Suzume is filmmaker Makoto Shinkai’s vision of Japan 12 years after an earthquake and tsunami strike the country’s northeast, including a nuclear plant. Watching this anime, which visually outshines Disney and Pixar, is often like staring into mesmerizing watercolor paintings.

High schooler Suzume inhabits a world in which earthquakes are caused not by tectonic plates shifting but by gigantic worms emerging from mysterious doors. She is oblivious to that—until she meets Souta, a young man responsible for closing those doors.

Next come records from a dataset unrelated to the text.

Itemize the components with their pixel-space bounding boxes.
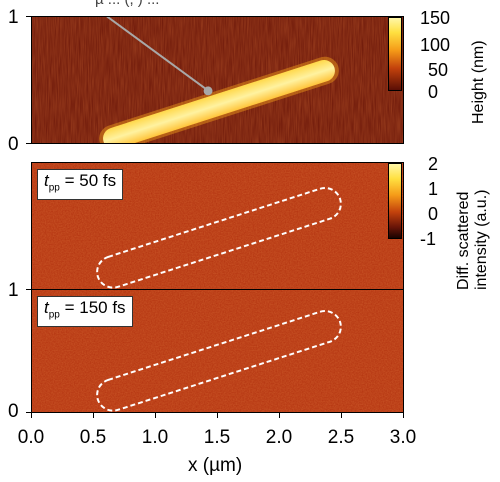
diff-colorbar-label-line2: intensity (a.u.) [473, 189, 490, 290]
diff150-ytick-0-mark [26, 412, 31, 413]
diff50-ytick-1-mark [26, 289, 31, 290]
x-tick-mark [92, 412, 94, 418]
diff50-ytick-1: 1 [8, 280, 19, 301]
diff-colorbar [388, 163, 402, 239]
diff-cbar-tick-0: 0 [428, 204, 439, 224]
x-tick-label: 2.5 [327, 427, 355, 448]
top-fragment-text: µ ... (, ) ... [95, 0, 159, 8]
height-map-image [32, 17, 403, 143]
diff-50fs-panel: tpp = 50 fs [31, 162, 404, 290]
x-tick-mark [154, 412, 156, 418]
height-colorbar-label: Height (nm) [470, 40, 487, 124]
x-axis-label: x (µm) [188, 455, 243, 476]
height-ytick-0: 0 [8, 134, 19, 155]
diff-cbar-tick-2: 2 [428, 154, 439, 174]
height-cbar-tick-0: 0 [428, 82, 439, 102]
height-cbar-tick-100: 100 [420, 35, 451, 55]
x-tick-mark [340, 412, 342, 418]
height-map-panel [31, 16, 404, 144]
x-tick-label: 2.0 [265, 427, 293, 448]
x-tick-mark [30, 412, 32, 418]
height-ytick-1-mark [26, 16, 31, 17]
height-cbar-tick-150: 150 [420, 8, 451, 28]
diff150-ytick-0: 0 [8, 401, 19, 422]
x-tick-label: 1.5 [203, 427, 231, 448]
x-tick-mark [402, 412, 404, 418]
x-tick-label: 0.0 [17, 427, 45, 448]
height-cbar-tick-50: 50 [428, 60, 449, 80]
x-tick-label: 1.0 [141, 427, 169, 448]
height-ytick-1: 1 [8, 7, 19, 28]
x-tick-label: 0.5 [79, 427, 107, 448]
diff-150fs-panel: tpp = 150 fs [31, 289, 404, 413]
x-tick-mark [216, 412, 218, 418]
height-ytick-0-mark [26, 143, 31, 144]
diff-colorbar-label-line1: Diff. scattered [455, 191, 472, 290]
height-colorbar [388, 17, 402, 91]
x-tick-label: 3.0 [389, 427, 417, 448]
tpp-50fs-label: tpp = 50 fs [37, 169, 124, 201]
diff-cbar-tick-1: 1 [428, 179, 439, 199]
x-tick-mark [278, 412, 280, 418]
tpp-150fs-label: tpp = 150 fs [37, 296, 133, 328]
diff-cbar-tick-neg1: -1 [420, 229, 437, 249]
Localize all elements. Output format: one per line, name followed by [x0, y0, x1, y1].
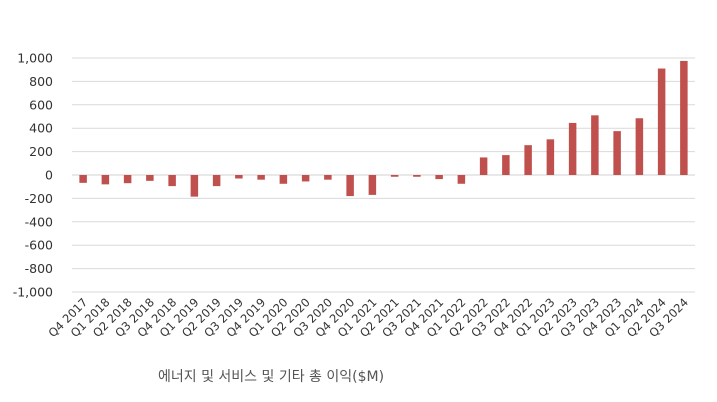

Also keeping Japan safe are two cat deities who confine the worms within an otherworldly dimension.

But when Suzume unwittingly frees Daijin, one of the deities, from being a guardian stone, all worms and earthquakes break loose. Together with Souta, Suzume embarks on a journey to stop the calamities.

While this anime film—a box-office hit in Japan and China—delves into the weighty issues of natural disasters and grief, it stays light-hearted with humor that includes the antics of the Instagrammably cute Daijin. Souta, who becomes an anthropomorphic chair under Daijin’s curse, also brings comic relief.

Daijin is emblematic of Shinto, which translates literally as “the way of the gods” and in which sacred spirits reside in nature. This worldview is, of course, un-Biblical, but the film does valorize love and self-sacrifice.

For a story that uses romance to drive much of its plot, Suzume and Souta’s relationship isn’t all that compelling. Viewers are also left on their own to make sense of Daijin’s frenemy relationship with Suzume, and the movie ­contains a handful of moderately offensive words.

Still, Suzume is a dazzling window into Japan.